Can kids grow out of their allergies?
Is there a cure for food allergies? Dr Baptista explains, "So far, there is no treatment that can cure food allergies, but rather control the symptoms. Immunotherapy with allergens – administration of small amounts of the substance – has been shown to reduce the sensitivity of allergic patients and may protect against accidental exposure. But this is not completely safe, has many side effects and the protocols are circumscribed to only some centres."

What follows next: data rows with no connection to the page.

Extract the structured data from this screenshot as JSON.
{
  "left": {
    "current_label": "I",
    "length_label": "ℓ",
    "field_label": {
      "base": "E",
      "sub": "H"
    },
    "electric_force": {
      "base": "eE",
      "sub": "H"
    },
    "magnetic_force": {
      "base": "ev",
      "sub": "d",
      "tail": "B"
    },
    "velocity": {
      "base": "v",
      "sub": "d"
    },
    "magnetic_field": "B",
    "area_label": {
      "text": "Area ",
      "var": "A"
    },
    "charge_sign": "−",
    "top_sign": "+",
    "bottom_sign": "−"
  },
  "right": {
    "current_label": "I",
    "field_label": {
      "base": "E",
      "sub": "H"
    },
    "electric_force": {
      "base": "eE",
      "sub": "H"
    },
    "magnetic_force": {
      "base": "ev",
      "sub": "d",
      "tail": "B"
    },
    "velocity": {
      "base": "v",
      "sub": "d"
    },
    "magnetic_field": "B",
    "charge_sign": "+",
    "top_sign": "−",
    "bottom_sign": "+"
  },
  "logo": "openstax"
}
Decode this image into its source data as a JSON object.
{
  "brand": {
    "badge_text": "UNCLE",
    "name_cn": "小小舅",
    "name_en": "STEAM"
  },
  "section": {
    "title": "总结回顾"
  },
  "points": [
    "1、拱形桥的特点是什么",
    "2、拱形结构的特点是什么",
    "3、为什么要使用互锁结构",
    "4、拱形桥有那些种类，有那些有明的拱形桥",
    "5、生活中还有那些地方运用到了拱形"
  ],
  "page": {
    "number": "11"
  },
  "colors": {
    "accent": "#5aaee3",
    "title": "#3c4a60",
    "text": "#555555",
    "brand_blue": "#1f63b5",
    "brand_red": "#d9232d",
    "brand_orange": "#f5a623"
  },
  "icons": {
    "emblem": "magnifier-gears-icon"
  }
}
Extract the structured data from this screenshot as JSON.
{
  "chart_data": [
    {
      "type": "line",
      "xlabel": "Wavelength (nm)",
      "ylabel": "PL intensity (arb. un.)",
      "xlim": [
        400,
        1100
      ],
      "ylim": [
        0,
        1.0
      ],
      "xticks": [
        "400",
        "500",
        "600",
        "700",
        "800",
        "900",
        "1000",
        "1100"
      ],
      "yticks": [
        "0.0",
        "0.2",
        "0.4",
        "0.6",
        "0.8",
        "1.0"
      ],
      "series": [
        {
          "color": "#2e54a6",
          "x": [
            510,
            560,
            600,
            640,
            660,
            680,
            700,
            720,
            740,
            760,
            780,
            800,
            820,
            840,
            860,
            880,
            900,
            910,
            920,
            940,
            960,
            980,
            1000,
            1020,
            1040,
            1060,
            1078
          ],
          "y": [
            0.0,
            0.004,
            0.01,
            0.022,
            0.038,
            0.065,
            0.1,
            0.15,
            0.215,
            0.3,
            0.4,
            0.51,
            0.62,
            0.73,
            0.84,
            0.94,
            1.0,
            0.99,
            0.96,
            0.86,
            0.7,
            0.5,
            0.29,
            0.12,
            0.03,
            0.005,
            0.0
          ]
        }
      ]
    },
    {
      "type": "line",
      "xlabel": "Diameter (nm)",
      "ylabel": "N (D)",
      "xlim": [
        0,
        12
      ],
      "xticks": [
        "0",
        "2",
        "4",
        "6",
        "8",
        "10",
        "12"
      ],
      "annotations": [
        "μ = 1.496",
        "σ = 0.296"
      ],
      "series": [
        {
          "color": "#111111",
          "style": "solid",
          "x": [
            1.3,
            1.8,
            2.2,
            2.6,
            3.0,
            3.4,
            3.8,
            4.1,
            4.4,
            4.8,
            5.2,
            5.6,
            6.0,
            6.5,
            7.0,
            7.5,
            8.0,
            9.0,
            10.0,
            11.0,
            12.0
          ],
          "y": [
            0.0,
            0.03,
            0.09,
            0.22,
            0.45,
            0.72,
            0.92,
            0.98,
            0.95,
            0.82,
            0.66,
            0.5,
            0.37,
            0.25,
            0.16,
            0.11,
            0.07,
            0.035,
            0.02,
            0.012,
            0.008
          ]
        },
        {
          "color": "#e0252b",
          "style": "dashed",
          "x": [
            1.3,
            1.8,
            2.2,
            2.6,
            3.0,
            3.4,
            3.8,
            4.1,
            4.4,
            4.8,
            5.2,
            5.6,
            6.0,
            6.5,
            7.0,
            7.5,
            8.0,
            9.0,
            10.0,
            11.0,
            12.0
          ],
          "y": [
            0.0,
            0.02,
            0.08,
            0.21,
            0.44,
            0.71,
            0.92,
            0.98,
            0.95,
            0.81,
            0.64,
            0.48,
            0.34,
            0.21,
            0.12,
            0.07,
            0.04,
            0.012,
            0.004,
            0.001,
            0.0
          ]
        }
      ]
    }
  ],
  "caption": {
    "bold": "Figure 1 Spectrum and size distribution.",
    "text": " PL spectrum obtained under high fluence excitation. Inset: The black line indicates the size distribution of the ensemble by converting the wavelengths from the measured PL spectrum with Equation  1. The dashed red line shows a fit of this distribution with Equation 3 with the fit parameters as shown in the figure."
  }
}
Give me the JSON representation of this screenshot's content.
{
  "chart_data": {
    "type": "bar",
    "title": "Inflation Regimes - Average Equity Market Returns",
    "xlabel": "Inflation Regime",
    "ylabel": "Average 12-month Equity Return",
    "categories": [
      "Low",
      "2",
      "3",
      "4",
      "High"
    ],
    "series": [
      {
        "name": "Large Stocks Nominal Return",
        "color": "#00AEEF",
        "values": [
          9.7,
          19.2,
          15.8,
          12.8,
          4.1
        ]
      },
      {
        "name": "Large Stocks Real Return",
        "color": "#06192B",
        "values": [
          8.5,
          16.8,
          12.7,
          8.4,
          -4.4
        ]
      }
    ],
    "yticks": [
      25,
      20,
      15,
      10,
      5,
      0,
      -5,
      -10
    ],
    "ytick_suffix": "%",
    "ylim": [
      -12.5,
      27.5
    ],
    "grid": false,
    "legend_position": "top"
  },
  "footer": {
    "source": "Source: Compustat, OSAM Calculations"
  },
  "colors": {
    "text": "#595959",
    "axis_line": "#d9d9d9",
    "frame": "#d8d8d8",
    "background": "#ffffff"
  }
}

However, the good news is that children can typically outgrow some food allergies, although it might not always be the case. "Most forms of food allergy (such as milk and eggs) that affect children are transient, and the mechanism of tolerance to allergenic protein is established even in the first years of life", says Dr Baptista. "An exception is allergies to peanut protein, nuts and seafood, which are usually persistent. Thus, it is important to establish the correct diagnosis of food allergy and adequate diet, allowing the child to grow and develop until they are tolerant and stop being a carrier of food allergy."
How to reduce the risk of your baby being allergic?
Is there anything we can do during pregnancy and infancy in order to reduce the risk of our children having allergies? "The first advice is that you can’t do tests to predict if your child is allergic – we can’t predict who will have an allergic reaction or not," says Dr Loubser. "You can’t use testing as a crystal ball. The earlier you introduce solids, the safer it’s going to be. The guidelines will say that the higher at risk you are, the earlier you introduce, which would generally be around four months of age. If there is a reaction, you need to see an allergist to make a diagnosis. We know that we encourage breastfeeding, and we know that we now encourage early introduction of solids. We ask mothers to eat a broad-based diet, but to the best of our knowledge, there isn’t any ‘primary prevention’ for food allergy yet."